Em meio ao bombardeio de receitas saudáveis, raramente fazemos uma vistoria no que estamos vendo, ouvindo, proferindo e sentindo. Talvez aquele programa de auditório sensacionalista de domingo ou aquela série demasiadamente violenta sejam mais nocivos que o buffet livre de massas no melhor restaurante italiano da cidade. A música que malandramente faz você balançar o tronco enquanto dirige pode ser muito mais venenosa que a pipoca inundada de corante e sódio combinada com o refrigerante grande no cinema de quarta. Pronunciar palavras odiosas ao engolir uma folha de rúcula com nozes ao azeite de ervas não faz de você uma pessoa light. E o toque? A pele é o maior órgão do corpo humano e como cuidamos dela? Protetor solar, hidratante e óleo de coco não bastam. Há abraço fraternal? Você segura a mão de uma criança para lhe proporcionar segurança? O lábio que toca o umbigo provoca arrepios?
Afinal, ir ao supermercado e colocar no carrinho açúcar demerara ao invés do branco, arroz integral ao parboilizado, é relativamente fácil.
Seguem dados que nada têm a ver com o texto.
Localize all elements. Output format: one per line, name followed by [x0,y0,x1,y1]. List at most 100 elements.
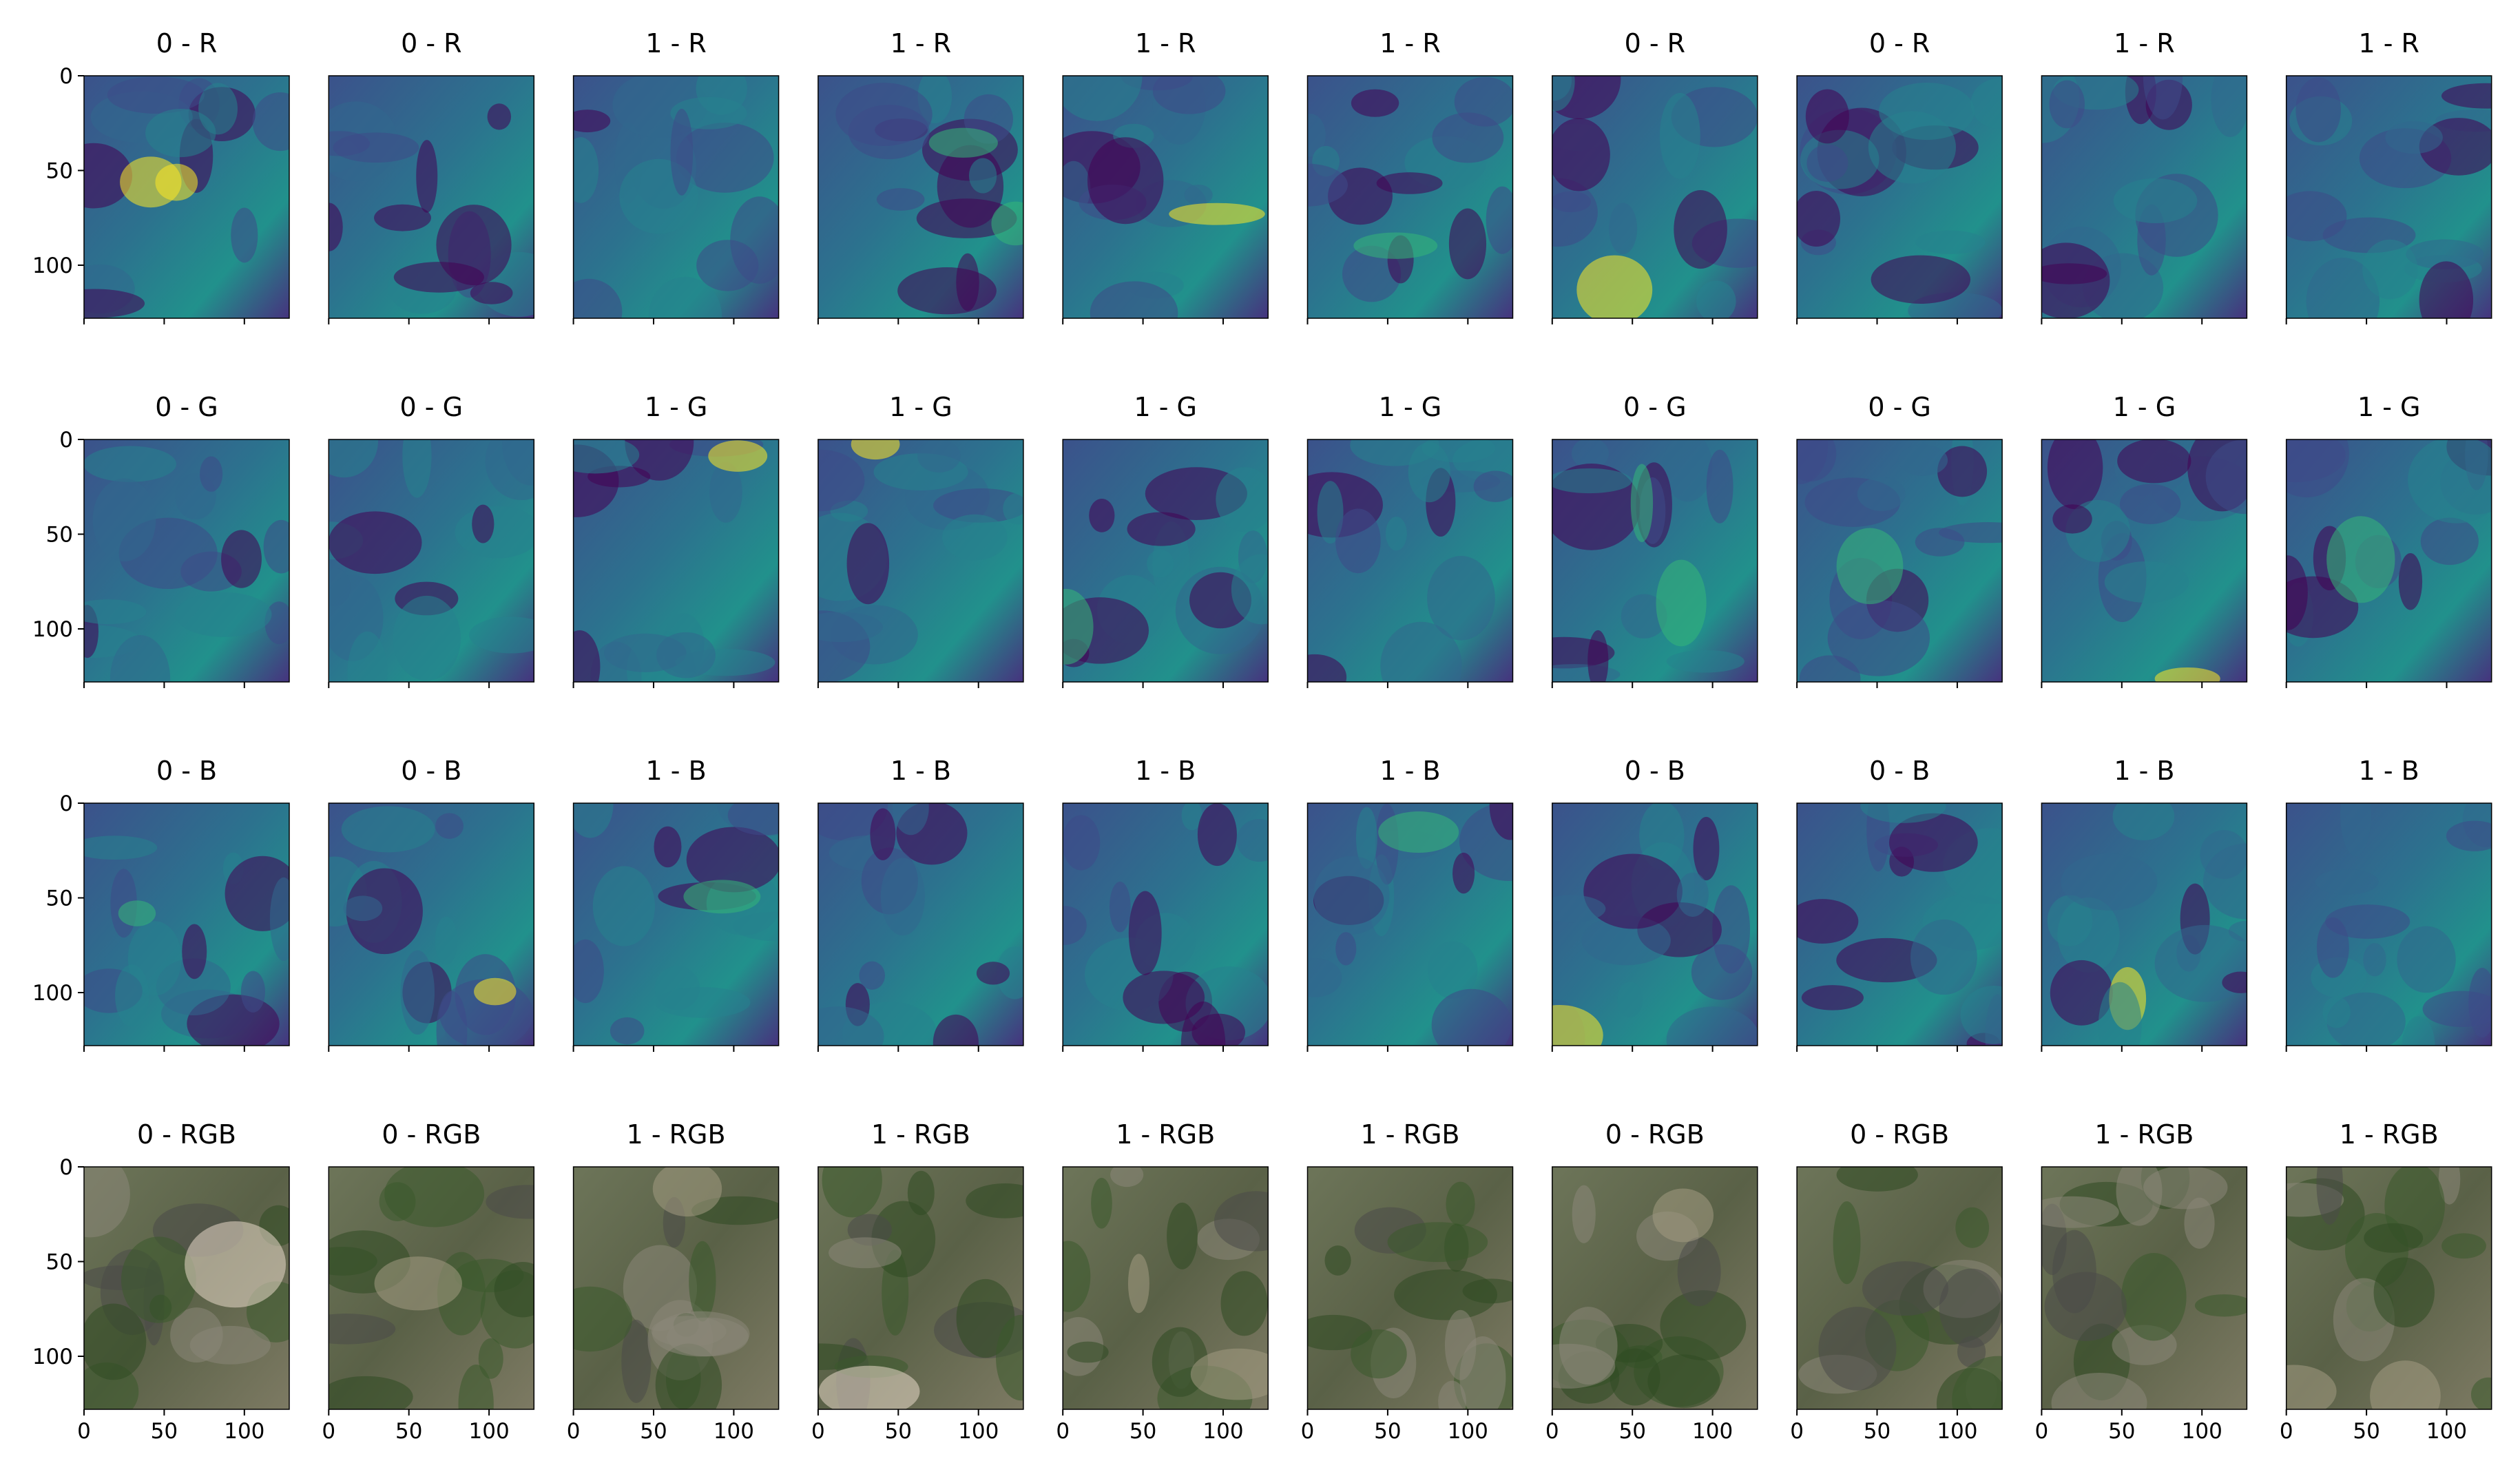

Sentir os efeitos do excesso de comida e bebida do dia anterior é visivelmente simples. No entanto, identificar que a noite mal dormida é consequência dos vídeos recebidos pelo whatsapp assistidos até quase uma da manhã, é mais complicado. Perceber que a ansiedade no ambiente de trabalho pode ser resultado das inúmeras notícias lidas rapidamente em diagonal no facebook, não é algo prontamente diagnosticado.
Não temos controle sobre tudo, talvez de quase nada, mas temos escolha do que vamos assistir hoje à noite, do que vamos colocar na nossa playlist, do menu do jantar ao chegar em casa, do perfume a ser utilizado para ir ao shopping, das atividades a serem realizadas em nosso tempo livre. O verdadeiro detox é muito mais amplo e profundo que uma semana de dieta líquida, o autêntico detox requer revisão de hábitos e atualização de rotina. O legítimo detox promove a oportunidade de visitarmos a turbulência de nossa mente insana.